Researchers and clinicians have developed multiple approaches to the treatment and prevention of osteoarthritis (OA). All have failed, possibly because they are based on an inaccurate model of the disease.
“All of our current therapeutic interventions stem from what we know of post-traumatic OA (PTOA),” said Joel Block, MD, the Willard L. Wood MD Professor and Director of Rheumatology, Rush University Medical Center. “The question is whether we are dealing with a different process in idiopathic OA. Data from unilateral hip OA tell us that aberrant loading is the first step in the progression to knee OA, leading to structural degeneration in the contralateral knee with radiographic and bone mineral density changes and somatosensory deficits. Only after all that does clinical OA have an onset. I can’t envision a long-term solution to OA that does not include fixing the aberrant load.”
Dr. Block described a biomechanistic and loading model of idiopathic OA during the Oscar S. Gluck, MD, Memorial Lecture on Sunday, November 13. These Bones are Made for Walking: Insights About OA Etiology from Gait and Sensation is available for on-demand viewing for registered ACR Convergence participants through October 31, 2023, on the virtual meeting website.
PTOA is an attractive model because non-PTOA develops over years and decades, making the etiology particularly difficult to tease out, Dr. Block said. PTOA develops more quickly with a more definable progression.
In both humans and animal models, trauma results in measurable structural derangement of the knee and other joints subject to OA, denervation, and inflammation that precede clinical PTOA. The conventional OA model presumes that all OA proceeds from similar processes, Dr. Block said. Therapeutic strategies involve controlling early inflammation and stabilizing joint structures. That these strategies have been uniformly unsuccessful suggests other factors are at work.
Bone density, shape, and function are affected by biomechanics, Dr. Block said. Bone alterations are central to OA, and all OA, regardless of the etiology, is characterized by pain and loss of articular function. OA may be accompanied by local inflammation, but it is not considered to be an inflammatory disease. He sees OA as a biomechanical disease.
Subchondral sclerosis is one of the cardinal radiographic manifestations of OA, Dr. Block continued. Microstructural analysis suggests that subchondral sclerosis results from aberrant mechanical loading of the joint. These anatomic changes are consistent with Wolff’s law, named for 19th century anatomist and surgeon Julius Wolff.
Wolff noted that bone responds over time to mechanical forces. Bone elements place—or displace—themselves in the direction of functional pressure. And because bone is amenable to longitudinal imaging, it may be possible to track progressive changes to bone that precede OA.
Long-term follow-up of 5,894 arthritis patients who received unilateral hip replacements found that OA patients who went on to require total knee replacement were more than twice as likely to have the contralateral knee replaced versus the ipsilateral knee, Dr. Block noted. The second joint replacement was random for rheumatoid arthritis (RA) patients, suggesting altered knee joint loading was a factor in OA but not in RA.
Gait studies in unilateral hip replacement patients before surgery showed the expected aberrant gait and loading forces to the contralateral knee, Dr. Block said.
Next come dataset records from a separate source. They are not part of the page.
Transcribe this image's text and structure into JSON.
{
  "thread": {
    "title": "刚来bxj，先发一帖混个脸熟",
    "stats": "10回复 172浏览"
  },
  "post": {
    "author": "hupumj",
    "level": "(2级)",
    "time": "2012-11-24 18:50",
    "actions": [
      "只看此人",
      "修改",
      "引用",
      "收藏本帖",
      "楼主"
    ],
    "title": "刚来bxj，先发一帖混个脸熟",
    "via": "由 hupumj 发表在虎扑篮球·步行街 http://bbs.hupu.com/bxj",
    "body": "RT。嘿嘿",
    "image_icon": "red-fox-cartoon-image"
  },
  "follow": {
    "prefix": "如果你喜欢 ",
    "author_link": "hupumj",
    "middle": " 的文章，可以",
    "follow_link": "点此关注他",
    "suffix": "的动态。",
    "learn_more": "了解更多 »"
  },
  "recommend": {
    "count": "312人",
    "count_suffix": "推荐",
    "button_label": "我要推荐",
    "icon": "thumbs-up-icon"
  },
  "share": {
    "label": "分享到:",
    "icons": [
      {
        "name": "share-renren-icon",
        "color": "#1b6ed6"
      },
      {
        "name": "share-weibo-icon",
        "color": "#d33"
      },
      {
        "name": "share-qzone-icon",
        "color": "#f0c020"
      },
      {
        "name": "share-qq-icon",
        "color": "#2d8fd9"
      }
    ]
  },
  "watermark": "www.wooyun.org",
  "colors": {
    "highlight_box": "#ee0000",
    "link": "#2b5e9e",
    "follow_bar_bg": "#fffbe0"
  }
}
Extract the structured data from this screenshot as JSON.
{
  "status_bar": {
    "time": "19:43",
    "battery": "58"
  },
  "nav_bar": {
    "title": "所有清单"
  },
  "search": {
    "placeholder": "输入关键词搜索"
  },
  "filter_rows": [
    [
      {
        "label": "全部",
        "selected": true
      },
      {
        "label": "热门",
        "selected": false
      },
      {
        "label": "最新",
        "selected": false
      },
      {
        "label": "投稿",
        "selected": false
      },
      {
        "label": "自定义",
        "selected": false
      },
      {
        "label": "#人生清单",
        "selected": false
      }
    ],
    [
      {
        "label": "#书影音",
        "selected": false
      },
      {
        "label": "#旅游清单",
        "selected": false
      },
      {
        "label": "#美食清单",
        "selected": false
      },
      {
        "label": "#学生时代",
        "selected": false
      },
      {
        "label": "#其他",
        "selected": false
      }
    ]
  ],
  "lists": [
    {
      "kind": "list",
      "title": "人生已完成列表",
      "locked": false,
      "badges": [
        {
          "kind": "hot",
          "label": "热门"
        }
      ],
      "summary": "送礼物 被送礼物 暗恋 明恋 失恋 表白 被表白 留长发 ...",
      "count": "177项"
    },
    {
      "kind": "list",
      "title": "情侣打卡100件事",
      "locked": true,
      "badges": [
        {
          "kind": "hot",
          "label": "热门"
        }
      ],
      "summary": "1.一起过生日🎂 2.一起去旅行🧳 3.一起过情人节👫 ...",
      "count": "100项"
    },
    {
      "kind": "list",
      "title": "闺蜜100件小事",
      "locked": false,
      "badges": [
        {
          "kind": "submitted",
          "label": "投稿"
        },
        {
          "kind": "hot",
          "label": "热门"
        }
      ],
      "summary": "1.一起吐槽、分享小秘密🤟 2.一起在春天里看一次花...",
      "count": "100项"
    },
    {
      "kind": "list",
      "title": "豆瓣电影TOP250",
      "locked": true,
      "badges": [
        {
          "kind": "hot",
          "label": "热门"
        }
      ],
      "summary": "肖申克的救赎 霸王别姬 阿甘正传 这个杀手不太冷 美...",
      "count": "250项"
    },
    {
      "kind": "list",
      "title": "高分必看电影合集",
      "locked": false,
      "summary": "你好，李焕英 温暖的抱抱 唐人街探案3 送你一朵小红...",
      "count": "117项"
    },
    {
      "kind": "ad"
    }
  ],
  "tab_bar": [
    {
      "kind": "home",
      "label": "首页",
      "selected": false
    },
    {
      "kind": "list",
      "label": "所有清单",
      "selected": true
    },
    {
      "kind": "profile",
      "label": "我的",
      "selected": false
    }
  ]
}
The asymmetrical load on the contralateral knee persisted long after total hip replacement, contributing to mechanical stress and the development of OA in the contralateral knee.
The same aberrant biomechanics contribute to changes in somatosensory input over years and decades, which can contribute to continuing abnormal loading of affected joints. Changes in proprioception over time affect gait, which can increase mechanical loading stresses to the affected joint, contributing to the development of OA. Nociception can also disrupt gait and further stress the affected joint, contributing to clinical OA.
“OA is a bone disease, and therapy requires an understanding of the effects of dynamic loading on bone,” Dr. Block said. “OA progression in lower extremities is mediated by aberrant biomechanical forces. The time from onset of aberrant loading to clinical OA in the unilateral hip model was often 10–15 years. Potential preventative strategies may need to focus on aberrant loading and may need to include somatosensory interventions.”